Cornell University food scientists have found that people with a diminished ability to taste food choose sweeter—and likely higher-calorie—fare. This could put people on the path to gaining weight.
“We found that the more people lost sensitivity to sweetness, the more sugar they wanted in their foods,” said lead author Robin Dando, assistant professor of food science, whose research has been published online by the journal Appetite.
Nutritionists, researchers, and doctors have long suspected a connection between diminished taste sensitivity and obesity, but no one had tested if losing taste altered intake. In his research, Dando temporarily dulled the taste buds of study participants and had them sample foods of varying sugar concentrations.
For the blind tests, the researchers provided participants with an herbal tea with low, medium, or high concentrations of a naturally occurring herb, Gymnema Sylvestre, which is known to temporarily block sweet receptors.
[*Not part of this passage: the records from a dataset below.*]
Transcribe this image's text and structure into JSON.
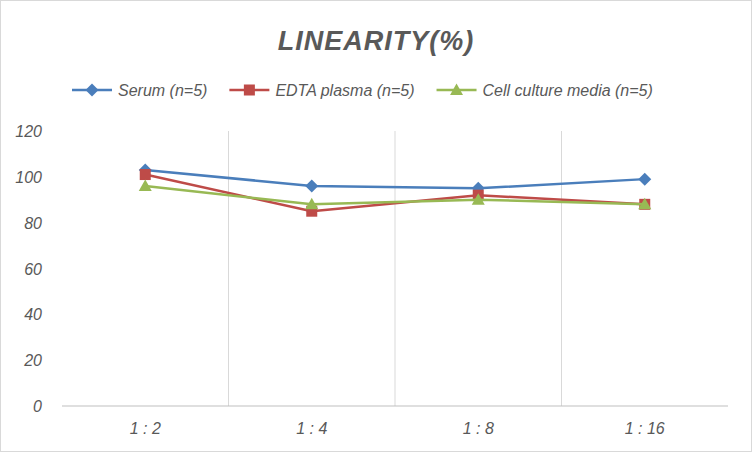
{
  "chart_data": {
    "type": "line",
    "title": "LINEARITY(%)",
    "categories": [
      "1 : 2",
      "1 : 4",
      "1 : 8",
      "1 : 16"
    ],
    "series": [
      {
        "name": "Serum (n=5)",
        "color": "#4a7ebb",
        "marker": "diamond",
        "values": [
          103,
          96,
          95,
          99
        ]
      },
      {
        "name": "EDTA plasma (n=5)",
        "color": "#be4b48",
        "marker": "square",
        "values": [
          101,
          85,
          92,
          88
        ]
      },
      {
        "name": "Cell culture media (n=5)",
        "color": "#98b954",
        "marker": "triangle",
        "values": [
          96,
          88,
          90,
          88
        ]
      }
    ],
    "ylim": [
      0,
      120
    ],
    "yticks": [
      0,
      20,
      40,
      60,
      80,
      100,
      120
    ],
    "grid": true,
    "legend": "top"
  }
}
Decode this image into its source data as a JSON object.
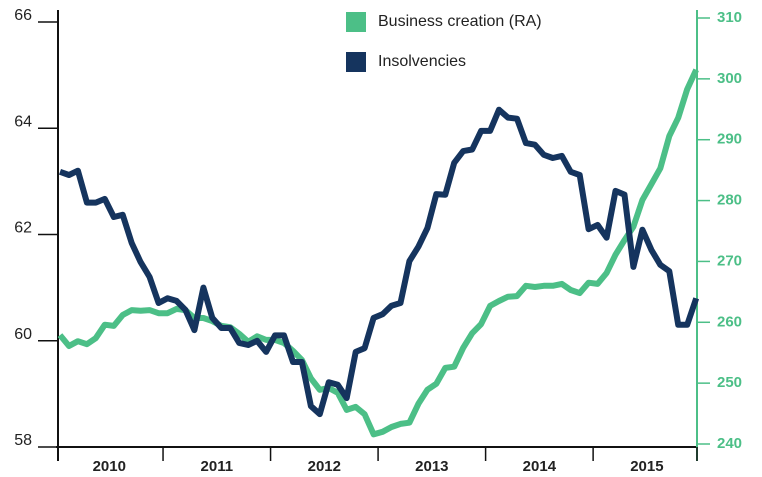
{
  "chart_data": {
    "type": "line",
    "legend": "top",
    "categories": [
      null,
      null,
      null,
      null,
      null,
      null,
      "2010",
      null,
      null,
      null,
      null,
      null,
      null,
      null,
      null,
      null,
      null,
      null,
      "2011",
      null,
      null,
      null,
      null,
      null,
      null,
      null,
      null,
      null,
      null,
      null,
      "2012",
      null,
      null,
      null,
      null,
      null,
      null,
      null,
      null,
      null,
      null,
      null,
      "2013",
      null,
      null,
      null,
      null,
      null,
      null,
      null,
      null,
      null,
      null,
      null,
      "2014",
      null,
      null,
      null,
      null,
      null,
      null,
      null,
      null,
      null,
      null,
      null,
      "2015",
      null,
      null,
      null,
      null,
      null
    ],
    "series": [
      {
        "name": "Business creation (RA)",
        "color": "#4cbf87",
        "axis": "y2",
        "values": [
          257.9,
          256.1,
          256.9,
          256.4,
          257.4,
          259.6,
          259.4,
          261.2,
          262.0,
          261.9,
          262.0,
          261.5,
          261.5,
          262.2,
          262.0,
          260.7,
          260.7,
          260.2,
          259.4,
          259.2,
          258.1,
          256.8,
          257.7,
          257.1,
          257.1,
          256.6,
          255.3,
          253.8,
          250.8,
          248.9,
          249.2,
          248.4,
          245.6,
          246.1,
          244.9,
          241.6,
          242.0,
          242.8,
          243.3,
          243.5,
          246.6,
          248.9,
          249.9,
          252.5,
          252.7,
          255.8,
          258.2,
          259.7,
          262.7,
          263.5,
          264.2,
          264.3,
          266.0,
          265.8,
          266.0,
          266.0,
          266.3,
          265.3,
          264.8,
          266.5,
          266.3,
          268.1,
          271.1,
          273.5,
          275.7,
          280.1,
          282.7,
          285.3,
          290.6,
          293.6,
          298.3,
          301.5
        ]
      },
      {
        "name": "Insolvencies",
        "color": "#15345e",
        "values": [
          63.18,
          63.12,
          63.2,
          62.6,
          62.6,
          62.67,
          62.33,
          62.37,
          61.84,
          61.48,
          61.2,
          60.71,
          60.8,
          60.75,
          60.58,
          60.2,
          61.0,
          60.43,
          60.24,
          60.24,
          59.96,
          59.92,
          60.0,
          59.79,
          60.1,
          60.1,
          59.6,
          59.6,
          58.77,
          58.62,
          59.22,
          59.17,
          58.92,
          59.79,
          59.86,
          60.43,
          60.5,
          60.66,
          60.71,
          61.5,
          61.77,
          62.12,
          62.76,
          62.75,
          63.35,
          63.57,
          63.6,
          63.95,
          63.95,
          64.35,
          64.2,
          64.18,
          63.72,
          63.69,
          63.5,
          63.44,
          63.48,
          63.18,
          63.12,
          62.1,
          62.18,
          61.94,
          62.82,
          62.75,
          61.39,
          62.09,
          61.71,
          61.43,
          61.31,
          60.3,
          60.3,
          60.8
        ]
      }
    ],
    "ylim": [
      58,
      66
    ],
    "yticks": [
      58,
      60,
      62,
      64,
      66
    ],
    "y2lim": [
      240,
      310
    ],
    "y2ticks": [
      240,
      250,
      260,
      270,
      280,
      290,
      300,
      310
    ]
  }
}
During the testing, participants added their favored levels of sweetness to bland concoctions.
Photo courtesy of Cornell UniversityWithout realizing it, they gravitated to 8 to 12 percent sucrose. Soft drinks are generally around 10 percent sugar. “That’s not a coincidence,” said Dando. But those participants with their taste receptors blocked began to prefer higher concentrations of sugar.
“Others have suggested that the overweight may have a reduction in their perceived intensity of taste. So, if an overweight or obese person has a diminished sense of taste, our research shows that they may begin to seek out more intense stimuli to attain a satisfactory level of reward,” explained Dando. This can influence their eating habits to compensate for a lower taste response, he said.
The study showed that for a regular, sugary 16-ounce soft drink, a person with a 20 percent reduction in the ability to taste sweet would crave an extra teaspoon of sugar to reach an optimal level of sweetness, as compared to someone with unaltered taste response.
Said Dando: “The gustatory system—that is, the taste system we have—may serve as an important nexus in understanding the development of obesity. With this in mind, taste dysfunction should be considered as a factor.”
The study, “Participants With Pharmacologically Impaired Taste Function Seek Out More Intense, Higher Calorie Stimuli,” officially published for Oct. 1, 2017, was co-authored by Corinna A. Noel, PhD ’17, and Meaghan Sugrue ’17. The research was supported in part by the American Heart Association.